A volte, però, il momento di rompere il silenzio è sempre adesso e un messaggio arriva per ricordarci di parlare. Il 20 gennaio, gli organi ufficiali di governo e la stampa esorteranno ancora una volta tutti a ricordare Martin Luther King Jr. come una statua del passato, congelata nel tempo, un combattente per la giustizia razziale, ma niente di più. La sua opposizione al trio razzismo, materialismo e militarismo sarà ignorata. Chi può dire che se fosse vivo oggi condannerebbe il genocidio a Gaza, la guerra degli Stati Uniti contro la Russia attraverso l’Ucraina e le guerre in tutto il mondo? Nel suo discorso alla Riverside Church del 4 aprile 1967, che lo portò alla morte, disse:
Siamo di fronte al fatto che il domani è oggi. Siamo di fronte alla feroce urgenza dell’adesso. In questo enigma della vita e della storia che si dispiega, c’è qualcosa come il ritardo. La procrastinazione rimane il ladro del tempo. La vita spesso ci lascia nudi e avviliti per un’occasione mancata. La “marea negli affari degli uomini” non rimane al suo massimo livello, ma si ritira. Possiamo gridare disperatamente che il tempo si fermi, ma il tempo è sordo a tutte le suppliche e va avanti.
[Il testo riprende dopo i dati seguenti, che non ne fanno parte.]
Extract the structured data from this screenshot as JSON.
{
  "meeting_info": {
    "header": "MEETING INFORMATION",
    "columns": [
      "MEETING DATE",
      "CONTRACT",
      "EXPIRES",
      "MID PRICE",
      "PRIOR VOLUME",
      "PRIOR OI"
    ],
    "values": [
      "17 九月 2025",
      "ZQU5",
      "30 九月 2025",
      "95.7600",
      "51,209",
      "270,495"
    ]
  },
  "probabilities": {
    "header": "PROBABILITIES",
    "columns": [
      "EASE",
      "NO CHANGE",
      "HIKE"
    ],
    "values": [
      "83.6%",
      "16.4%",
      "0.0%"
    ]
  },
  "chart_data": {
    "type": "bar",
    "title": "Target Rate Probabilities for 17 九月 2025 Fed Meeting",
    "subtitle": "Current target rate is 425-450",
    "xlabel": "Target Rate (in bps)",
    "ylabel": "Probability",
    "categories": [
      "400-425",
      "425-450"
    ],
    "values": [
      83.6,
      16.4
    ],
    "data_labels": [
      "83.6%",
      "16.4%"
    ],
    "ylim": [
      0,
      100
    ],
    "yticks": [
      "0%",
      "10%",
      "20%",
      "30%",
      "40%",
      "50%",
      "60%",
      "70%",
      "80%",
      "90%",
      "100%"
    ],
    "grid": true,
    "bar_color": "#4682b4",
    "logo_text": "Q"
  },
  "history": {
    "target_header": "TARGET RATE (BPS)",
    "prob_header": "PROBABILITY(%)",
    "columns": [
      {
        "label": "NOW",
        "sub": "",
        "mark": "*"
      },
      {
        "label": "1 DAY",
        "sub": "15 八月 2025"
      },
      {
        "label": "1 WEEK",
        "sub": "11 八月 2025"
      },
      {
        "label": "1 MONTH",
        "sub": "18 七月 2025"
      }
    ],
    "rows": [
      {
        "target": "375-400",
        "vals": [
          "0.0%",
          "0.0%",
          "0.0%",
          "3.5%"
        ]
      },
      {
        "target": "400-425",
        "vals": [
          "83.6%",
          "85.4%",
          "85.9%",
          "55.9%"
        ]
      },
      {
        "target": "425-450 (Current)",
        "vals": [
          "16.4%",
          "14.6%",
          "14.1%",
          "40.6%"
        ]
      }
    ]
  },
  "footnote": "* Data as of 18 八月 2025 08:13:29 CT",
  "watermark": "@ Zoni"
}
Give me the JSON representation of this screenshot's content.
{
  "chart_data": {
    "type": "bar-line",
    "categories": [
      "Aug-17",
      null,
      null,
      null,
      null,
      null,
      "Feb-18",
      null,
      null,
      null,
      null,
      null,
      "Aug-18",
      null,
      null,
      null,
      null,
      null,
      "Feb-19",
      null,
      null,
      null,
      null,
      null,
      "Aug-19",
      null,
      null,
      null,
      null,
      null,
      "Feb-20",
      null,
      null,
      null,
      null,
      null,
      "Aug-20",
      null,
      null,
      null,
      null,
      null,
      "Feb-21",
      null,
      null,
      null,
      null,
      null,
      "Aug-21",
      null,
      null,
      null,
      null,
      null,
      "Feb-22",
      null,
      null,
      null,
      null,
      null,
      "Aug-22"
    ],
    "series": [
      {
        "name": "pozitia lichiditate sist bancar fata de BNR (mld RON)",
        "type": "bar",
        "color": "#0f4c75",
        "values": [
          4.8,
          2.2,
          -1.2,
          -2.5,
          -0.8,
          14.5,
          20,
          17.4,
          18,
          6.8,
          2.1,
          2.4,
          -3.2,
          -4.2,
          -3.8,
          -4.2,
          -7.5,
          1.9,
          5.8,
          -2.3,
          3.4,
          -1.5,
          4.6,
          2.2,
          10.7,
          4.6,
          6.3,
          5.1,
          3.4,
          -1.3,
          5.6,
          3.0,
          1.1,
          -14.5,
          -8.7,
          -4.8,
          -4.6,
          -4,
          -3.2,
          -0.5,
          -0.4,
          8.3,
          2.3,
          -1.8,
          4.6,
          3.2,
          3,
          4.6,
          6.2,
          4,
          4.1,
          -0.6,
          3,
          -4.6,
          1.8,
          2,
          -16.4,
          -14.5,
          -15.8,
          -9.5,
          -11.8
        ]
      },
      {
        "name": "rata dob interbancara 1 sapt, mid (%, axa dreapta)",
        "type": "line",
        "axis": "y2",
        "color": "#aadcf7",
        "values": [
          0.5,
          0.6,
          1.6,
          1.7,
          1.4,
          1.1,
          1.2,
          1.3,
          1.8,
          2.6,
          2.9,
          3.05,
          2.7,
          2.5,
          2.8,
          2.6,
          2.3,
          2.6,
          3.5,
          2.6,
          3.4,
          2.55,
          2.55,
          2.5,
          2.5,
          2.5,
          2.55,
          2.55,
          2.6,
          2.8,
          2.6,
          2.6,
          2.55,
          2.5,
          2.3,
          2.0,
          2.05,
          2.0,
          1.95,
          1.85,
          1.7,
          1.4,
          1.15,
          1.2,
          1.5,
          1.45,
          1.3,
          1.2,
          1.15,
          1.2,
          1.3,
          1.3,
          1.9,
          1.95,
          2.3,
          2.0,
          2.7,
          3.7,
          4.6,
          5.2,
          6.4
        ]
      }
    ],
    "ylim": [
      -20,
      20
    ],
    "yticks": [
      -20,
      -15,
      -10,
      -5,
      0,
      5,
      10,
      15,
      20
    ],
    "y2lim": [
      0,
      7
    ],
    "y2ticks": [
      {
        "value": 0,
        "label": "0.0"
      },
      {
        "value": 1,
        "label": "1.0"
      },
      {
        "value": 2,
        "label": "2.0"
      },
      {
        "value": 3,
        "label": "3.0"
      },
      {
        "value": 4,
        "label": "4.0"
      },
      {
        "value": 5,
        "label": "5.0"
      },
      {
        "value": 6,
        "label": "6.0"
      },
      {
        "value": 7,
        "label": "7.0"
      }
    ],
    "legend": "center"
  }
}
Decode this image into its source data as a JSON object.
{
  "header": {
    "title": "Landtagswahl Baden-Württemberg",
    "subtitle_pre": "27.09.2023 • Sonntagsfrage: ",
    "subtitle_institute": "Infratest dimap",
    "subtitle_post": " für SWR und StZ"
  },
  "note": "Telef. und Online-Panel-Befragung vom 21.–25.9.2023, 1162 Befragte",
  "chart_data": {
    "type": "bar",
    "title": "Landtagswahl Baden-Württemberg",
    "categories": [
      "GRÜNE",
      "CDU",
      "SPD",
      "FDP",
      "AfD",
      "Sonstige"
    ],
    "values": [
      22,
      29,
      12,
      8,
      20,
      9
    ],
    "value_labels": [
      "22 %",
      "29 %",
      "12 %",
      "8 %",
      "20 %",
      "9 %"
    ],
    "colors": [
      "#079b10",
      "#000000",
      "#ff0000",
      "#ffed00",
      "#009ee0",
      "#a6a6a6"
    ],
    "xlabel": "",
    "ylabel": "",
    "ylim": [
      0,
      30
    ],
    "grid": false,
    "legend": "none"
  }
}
Sulle ossa sbiancate e sui residui confusi di numerose civiltà sono scritte le patetiche parole: “Troppo tardi”. C’è un libro invisibile della vita che registra fedelmente la nostra vigilanza o la nostra negligenza. “Il dito che si muove scrive, e quello che scrive continua…”. Ancora oggi abbiamo una scelta: la coesistenza non violenta o il co-annichilimento violento.
Senza dubbio Satana riderà di gioia quando Donald Trump giurerà come presidente nel giorno di Martin Luther King Jr.
Mi chiedo ancora: i morti provano nostalgia? Spero di sì.